A space vehicle accelerates uniformly from 70 at t = 0 to 172 at t = 10.0. How far did it move between = 2.0 and = 6.0 ?
So I used the forumla d=vt+.5a(t)^2
but for a i got 10.2 since a=(172-70)/10
Now im stuck for v, what do i put for v?
without units, I have no idea what you mean.
To find the distance the space vehicle moved between t = 2.0 s and t = 6.0 s, you can use the formula d = vt + 0.5at^2, as you mentioned.
First, let's calculate the acceleration (a).
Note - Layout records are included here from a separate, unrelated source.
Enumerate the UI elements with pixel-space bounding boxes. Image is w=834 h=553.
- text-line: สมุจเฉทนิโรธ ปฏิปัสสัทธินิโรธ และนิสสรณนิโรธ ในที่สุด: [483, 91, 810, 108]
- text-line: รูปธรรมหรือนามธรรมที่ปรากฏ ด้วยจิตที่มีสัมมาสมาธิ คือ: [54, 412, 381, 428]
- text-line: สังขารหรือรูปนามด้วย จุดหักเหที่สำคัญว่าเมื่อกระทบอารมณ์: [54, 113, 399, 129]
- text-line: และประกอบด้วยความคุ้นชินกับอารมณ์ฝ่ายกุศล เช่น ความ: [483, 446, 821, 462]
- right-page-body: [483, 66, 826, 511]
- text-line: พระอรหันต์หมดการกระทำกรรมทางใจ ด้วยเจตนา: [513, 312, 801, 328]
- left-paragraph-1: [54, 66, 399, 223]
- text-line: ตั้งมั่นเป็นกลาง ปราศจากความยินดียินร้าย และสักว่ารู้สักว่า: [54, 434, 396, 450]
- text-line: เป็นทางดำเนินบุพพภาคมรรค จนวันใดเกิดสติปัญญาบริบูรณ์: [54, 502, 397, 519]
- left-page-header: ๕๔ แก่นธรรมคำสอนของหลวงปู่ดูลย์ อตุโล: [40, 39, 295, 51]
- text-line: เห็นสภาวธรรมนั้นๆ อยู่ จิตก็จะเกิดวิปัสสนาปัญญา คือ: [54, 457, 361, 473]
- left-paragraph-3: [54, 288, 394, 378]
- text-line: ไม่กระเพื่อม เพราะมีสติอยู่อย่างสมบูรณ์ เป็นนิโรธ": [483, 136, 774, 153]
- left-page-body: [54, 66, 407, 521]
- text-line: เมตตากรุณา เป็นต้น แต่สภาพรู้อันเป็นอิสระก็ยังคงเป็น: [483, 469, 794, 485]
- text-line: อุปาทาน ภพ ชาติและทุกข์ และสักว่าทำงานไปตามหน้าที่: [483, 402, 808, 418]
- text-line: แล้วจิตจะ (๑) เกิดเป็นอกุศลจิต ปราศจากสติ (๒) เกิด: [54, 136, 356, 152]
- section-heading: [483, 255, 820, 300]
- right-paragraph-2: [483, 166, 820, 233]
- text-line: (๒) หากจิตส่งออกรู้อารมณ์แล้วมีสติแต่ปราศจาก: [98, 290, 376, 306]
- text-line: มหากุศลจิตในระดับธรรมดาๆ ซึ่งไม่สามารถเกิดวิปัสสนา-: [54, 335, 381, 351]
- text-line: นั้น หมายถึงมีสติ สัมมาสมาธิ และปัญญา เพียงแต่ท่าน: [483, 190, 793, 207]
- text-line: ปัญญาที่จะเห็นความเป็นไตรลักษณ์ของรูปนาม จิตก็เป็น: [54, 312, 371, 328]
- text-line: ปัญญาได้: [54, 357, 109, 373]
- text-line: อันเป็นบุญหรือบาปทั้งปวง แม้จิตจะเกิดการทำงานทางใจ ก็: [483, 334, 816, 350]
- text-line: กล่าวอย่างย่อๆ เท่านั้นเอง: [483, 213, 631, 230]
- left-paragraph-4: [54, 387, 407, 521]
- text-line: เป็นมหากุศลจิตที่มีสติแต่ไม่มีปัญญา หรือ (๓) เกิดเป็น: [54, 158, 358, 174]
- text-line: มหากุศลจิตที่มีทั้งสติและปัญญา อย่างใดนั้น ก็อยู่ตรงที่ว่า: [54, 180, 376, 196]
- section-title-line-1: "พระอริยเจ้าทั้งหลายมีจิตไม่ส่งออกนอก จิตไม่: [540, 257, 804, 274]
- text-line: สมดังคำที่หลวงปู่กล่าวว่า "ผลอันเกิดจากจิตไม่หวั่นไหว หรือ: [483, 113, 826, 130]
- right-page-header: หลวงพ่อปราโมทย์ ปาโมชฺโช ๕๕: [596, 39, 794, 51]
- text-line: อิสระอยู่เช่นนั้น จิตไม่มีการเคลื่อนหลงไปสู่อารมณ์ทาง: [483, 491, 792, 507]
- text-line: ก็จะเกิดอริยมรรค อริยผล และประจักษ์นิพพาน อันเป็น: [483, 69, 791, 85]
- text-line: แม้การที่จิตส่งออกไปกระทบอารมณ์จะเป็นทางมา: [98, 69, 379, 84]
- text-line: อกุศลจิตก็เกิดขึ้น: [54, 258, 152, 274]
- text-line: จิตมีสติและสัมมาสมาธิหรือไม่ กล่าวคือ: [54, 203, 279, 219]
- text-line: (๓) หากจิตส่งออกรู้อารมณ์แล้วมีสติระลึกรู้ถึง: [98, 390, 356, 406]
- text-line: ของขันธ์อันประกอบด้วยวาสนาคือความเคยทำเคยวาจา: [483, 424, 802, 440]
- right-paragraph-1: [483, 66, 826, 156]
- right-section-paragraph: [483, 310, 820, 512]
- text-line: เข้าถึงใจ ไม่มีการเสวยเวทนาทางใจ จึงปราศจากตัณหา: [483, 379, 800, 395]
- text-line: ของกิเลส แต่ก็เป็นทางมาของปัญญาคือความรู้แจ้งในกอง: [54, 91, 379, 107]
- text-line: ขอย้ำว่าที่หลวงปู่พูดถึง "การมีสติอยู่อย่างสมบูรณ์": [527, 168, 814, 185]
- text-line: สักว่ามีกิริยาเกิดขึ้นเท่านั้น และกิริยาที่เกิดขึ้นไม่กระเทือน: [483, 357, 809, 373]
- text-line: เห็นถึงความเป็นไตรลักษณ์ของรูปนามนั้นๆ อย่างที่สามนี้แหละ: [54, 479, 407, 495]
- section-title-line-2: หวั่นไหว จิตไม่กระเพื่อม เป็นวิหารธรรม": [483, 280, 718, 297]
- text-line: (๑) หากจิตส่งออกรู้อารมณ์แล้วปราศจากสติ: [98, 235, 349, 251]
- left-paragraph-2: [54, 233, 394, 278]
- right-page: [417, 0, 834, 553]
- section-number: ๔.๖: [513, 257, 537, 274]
You correctly found that a = (172 - 70) / 10 = 10.2 m/s^2.
Now, to find the initial velocity (v) of the space vehicle at t = 2.0 s, we need to determine the velocity at t = 0 s (v₀) and the change in time (Δt). Since the vehicle is said to have accelerated uniformly from 70 m/s at t = 0 s, we can assume that it started from rest (v₀ = 0).
Next, we calculate Δt as the difference between the final time (t = 6.0 s) and the initial time (t = 2.0 s): Δt = t₂ - t₁ = 6.0 s - 2.0 s = 4.0 s.
Now we can substitute the values into the formula:
d = vt + 0.5at^2
Since v₀ = 0, the formula simplifies to:
d = 0t + 0.5at^2
Plugging in the values:
d = 0 + 0.5(10.2 m/s^2)(4.0 s)^2
Solving the equation:
d = 0 + 0.5(10.2 m/s^2)(16.0 s^2)
d = 0 + 0.5(163.2 m)
d = 0 + 81.6 m
Therefore, the space vehicle moved a distance of 81.6 meters between t = 2.0 s and t = 6.0 s.